Kastın tespiti için, olay anında failin vermiş olduğu eylem kararının niteliksel karakteri ile bu olgunun ispatında kullanılan kanıtları birbirinden ayrıştırarak değerlendirmemiz gerekir. Örneğin, “failin kişiliği” emaresi, kastın tespitinde kullanılabilir bir kanıt olabilir ama bu kavram, kastın maddi içeriğine dâhil olamaz. Bu durumda, objektif niteliği haiz emarelerin yanı sıra sübjektif niteliği ortaya koyabilecek emareler de kastın ispatında kullanılmalıdır. Bunlara örnek olarak, eylem öncesi ve sonrasındaki tavrı, failin gençliği, profesyonelliği, zihni durumu, algılamada eksiklik yaşayıp yaşamadığı, risk karşısındaki kişisel tavrı, mağdur ve fail arasındaki duygusal bağ vb. kanıtlar sıralanabilir. Asıl önemli olan, uygulamacının bu kanıtları kataloğa dönüştürmekten ziyade onları her somut olayda yeri geldiğinde incelemiş olmasıdır[2].
Ceza yargılamasında amaç, maddi gerçeğin hiçbir kuşkuya yer bırakmaksızın ortaya çıkarılmasıdır[3]. Ceza muhakemesi, maddi sorunun çözülmesi suretiyle maddi gerçeğin ortaya çıkarılmasını ve ardından hukuki sorunun çözüme kavuşturulmasını amaçlamaktadır[4].

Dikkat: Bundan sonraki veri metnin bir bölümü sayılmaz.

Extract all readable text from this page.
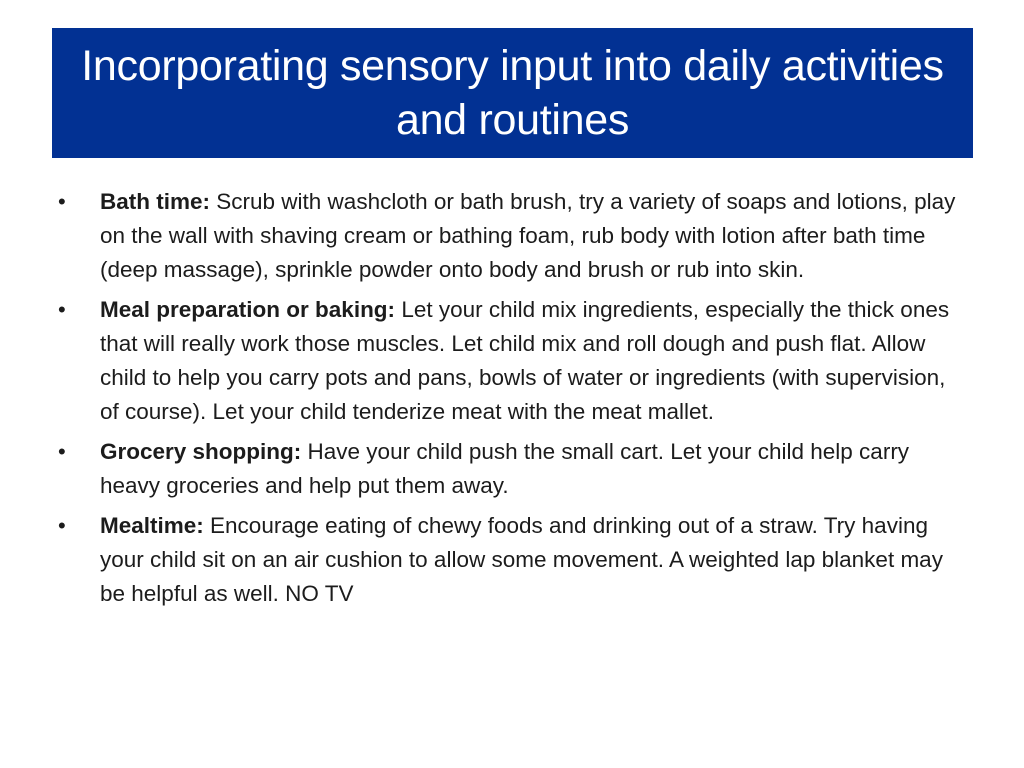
Incorporating sensory input into daily activities and routines
•	Bath time: Scrub with washcloth or bath brush, try a variety of soaps and lotions, play on the wall with shaving cream or bathing foam, rub body with lotion after bath time (deep massage), sprinkle powder onto body and brush or rub into skin.
•	Meal preparation or baking: Let your child mix ingredients, especially the thick ones that will really work those muscles. Let child mix and roll dough and push flat. Allow child to help you carry pots and pans, bowls of water or ingredients (with supervision, of course). Let your child tenderize meat with the meat mallet.
•	Grocery shopping: Have your child push the small cart. Let your child help carry heavy groceries and help put them away.
•	Mealtime: Encourage eating of chewy foods and drinking out of a straw. Try having your child sit on an air cushion to allow some movement. A weighted lap blanket may be helpful as well. NO TV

Ceza hukuku sistemimizde maddi gerçeği ortaya çıkarılması için delil serbesti ve delillerin serbestçe takdiri esas alındığında kural olarak hâkimin somut olayı özelliklerine ve eldeki delillere göre kastı tespit etmesi gerekmektedir. Hâkimin kastın hangi suça yönelik olduğu hususunda veya suç kastının olup olmadığı hususunda kesin bir yargıya ulaşamaması halinde “şüpheden sanık yararlanır”, ilkesi uygulanır. Şüpheden sanığın yararlanacağı ilkesi, masumiyet karinesinin uzantısı olan evrensel bir kuraldır. Bu ilke, ceza yargılamasında ispat konusunda bir husus şüpheli kaldığında sanık lehine sonuç çıkarmayı ve karar vermeyi gerekli kılan bir prensiptir. Buna göre, sanığın mahkûm edilmesi için, suçluluğu konusunda yargıca yüzde yüz kanaat gelmesi şarttır[5]. Örneğin, failin eyleminin adam öldürmeye yönelik olduğu saptanmıyorsa failin yaralama kastıyla hareket ettiği kabul edilmelidir. Ancak uygulamada delil toplama tekniklerinin yetersizliği, delil toplamakta görevli araştırma ve soruşturma organlarının teknik ve donanım yetersizliği nedeniyle yeterince delil toplanamamakta olup kastın belirlenmesinde olayı yargılayan hâkimin bakış açısına göre “şüpheden sanık yararlanır”, ilkesi uygulandığı gibi, ”şüpheden iddia güçlenir” şeklinde hukuksal bir temeli olmayan fiili bir uygulamaya yol açılmıştır. Oysa olayı yargılayan hâkimin sanığın kastını tespit için maddi gerçeğin ortaya çıkarılmasına yönelik her türlü delil ve verilerin hukuka uygun yöntemlerle toplanarak mahkemeye sunulması gerekmekte olup, mahkemeyi yetersiz soruşturma ve delillerle baş başa bırakarak sanığın kastının tespiti ceza hukukuna itibar sağlamayacağı gibi toplumun ceza adaletine olan güvenini ortadan kaldıracaktır. Şüphesiz ki, kast ceza hukukunun en önemli kavramlarından biri olup, yukarıda Yargıtay’ın sanığın kastını belirlerken belli suç tiplerine yönelik belli ölçütlere göre suç kastını tespit ettiği, ancak bazı ölçütlerin değişen olayın özelliklerine göre kasta farklı anlamlar yüklediği görülmüştür[6].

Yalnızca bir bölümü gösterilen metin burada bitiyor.